Colman, together with colleagues at the Victorian College of Pharmacy, including Mark von Itzstein, with whom he shared the Australia Prize in 1996 - set about designing a blocking drug that would prevent the conserved area of neuraminidase from working.

The drug they developed was initially funded through an Australian start-up company Biota, and eventually - once a drug was proposed - GlaxoWellcome took over bringing it to market.

Even if Relenza does get the Nice thumbs-up in 2000, in the end it might still be flu that has the last laugh.
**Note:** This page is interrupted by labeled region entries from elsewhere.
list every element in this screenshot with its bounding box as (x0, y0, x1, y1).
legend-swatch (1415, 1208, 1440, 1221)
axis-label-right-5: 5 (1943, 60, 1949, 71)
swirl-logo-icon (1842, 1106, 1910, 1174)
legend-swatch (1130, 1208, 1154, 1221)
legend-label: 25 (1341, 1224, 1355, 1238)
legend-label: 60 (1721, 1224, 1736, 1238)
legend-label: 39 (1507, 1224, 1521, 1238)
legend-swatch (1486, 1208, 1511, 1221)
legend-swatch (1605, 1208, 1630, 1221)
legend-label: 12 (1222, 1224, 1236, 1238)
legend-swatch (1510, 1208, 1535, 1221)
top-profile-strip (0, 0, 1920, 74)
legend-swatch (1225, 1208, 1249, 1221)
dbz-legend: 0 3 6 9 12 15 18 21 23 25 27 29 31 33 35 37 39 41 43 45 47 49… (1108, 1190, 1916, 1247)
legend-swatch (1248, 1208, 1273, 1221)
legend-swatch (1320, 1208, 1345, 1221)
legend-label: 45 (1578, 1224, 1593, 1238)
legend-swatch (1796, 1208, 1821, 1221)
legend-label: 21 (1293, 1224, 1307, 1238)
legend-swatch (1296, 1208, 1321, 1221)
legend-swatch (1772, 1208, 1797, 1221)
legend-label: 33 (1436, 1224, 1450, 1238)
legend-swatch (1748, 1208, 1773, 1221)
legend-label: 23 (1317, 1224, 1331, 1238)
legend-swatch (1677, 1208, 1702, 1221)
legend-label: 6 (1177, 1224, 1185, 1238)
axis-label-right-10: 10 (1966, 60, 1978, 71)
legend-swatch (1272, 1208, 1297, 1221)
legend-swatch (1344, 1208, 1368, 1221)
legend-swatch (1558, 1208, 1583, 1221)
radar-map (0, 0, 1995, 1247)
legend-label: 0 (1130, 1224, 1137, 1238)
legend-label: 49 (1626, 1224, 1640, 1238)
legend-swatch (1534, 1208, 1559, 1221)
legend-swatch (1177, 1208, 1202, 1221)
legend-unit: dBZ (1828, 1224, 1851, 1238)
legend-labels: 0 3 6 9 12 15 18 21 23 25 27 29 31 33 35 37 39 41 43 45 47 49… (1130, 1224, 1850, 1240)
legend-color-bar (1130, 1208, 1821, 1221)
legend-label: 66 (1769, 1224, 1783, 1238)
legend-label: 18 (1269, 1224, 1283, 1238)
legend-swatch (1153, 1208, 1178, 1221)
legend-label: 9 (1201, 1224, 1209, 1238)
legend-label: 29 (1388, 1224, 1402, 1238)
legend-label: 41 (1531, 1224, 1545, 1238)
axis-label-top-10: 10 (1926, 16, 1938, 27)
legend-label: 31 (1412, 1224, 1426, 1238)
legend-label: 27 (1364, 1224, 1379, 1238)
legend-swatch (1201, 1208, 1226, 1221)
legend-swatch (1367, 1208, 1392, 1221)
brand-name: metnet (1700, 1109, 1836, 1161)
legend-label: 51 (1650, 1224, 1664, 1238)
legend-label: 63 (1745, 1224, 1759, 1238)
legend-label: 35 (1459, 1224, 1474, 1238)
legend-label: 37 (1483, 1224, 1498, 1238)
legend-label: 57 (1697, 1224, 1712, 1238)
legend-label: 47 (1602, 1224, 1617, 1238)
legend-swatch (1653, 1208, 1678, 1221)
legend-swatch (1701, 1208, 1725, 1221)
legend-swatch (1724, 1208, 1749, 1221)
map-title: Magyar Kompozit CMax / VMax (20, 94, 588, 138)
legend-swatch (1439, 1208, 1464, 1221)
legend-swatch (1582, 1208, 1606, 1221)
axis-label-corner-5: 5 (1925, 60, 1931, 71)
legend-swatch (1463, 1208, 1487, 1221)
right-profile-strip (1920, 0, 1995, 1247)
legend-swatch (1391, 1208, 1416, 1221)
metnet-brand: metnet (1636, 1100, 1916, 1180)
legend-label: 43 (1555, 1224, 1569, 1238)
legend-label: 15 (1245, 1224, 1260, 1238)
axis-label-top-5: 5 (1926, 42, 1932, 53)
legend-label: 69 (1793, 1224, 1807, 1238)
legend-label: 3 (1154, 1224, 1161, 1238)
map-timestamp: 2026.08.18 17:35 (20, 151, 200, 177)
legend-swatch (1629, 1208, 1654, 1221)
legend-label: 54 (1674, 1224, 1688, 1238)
Colman and colleagues have been experimenting to see how flu develops drug resistance to Relenza in lab conditions.

"We have been looking at what might happen when it is widely used by people," says Colman, who has produced drug-resistant strains in the lab. "We can expect flu will become resistant to anything we offer it," he concludes. But there is a glimmer of hope - lab-produced resistant strains of flu so far appear to be weakened forms of the virus and initial clinical trials have shown only limited development of resistance to Relenza.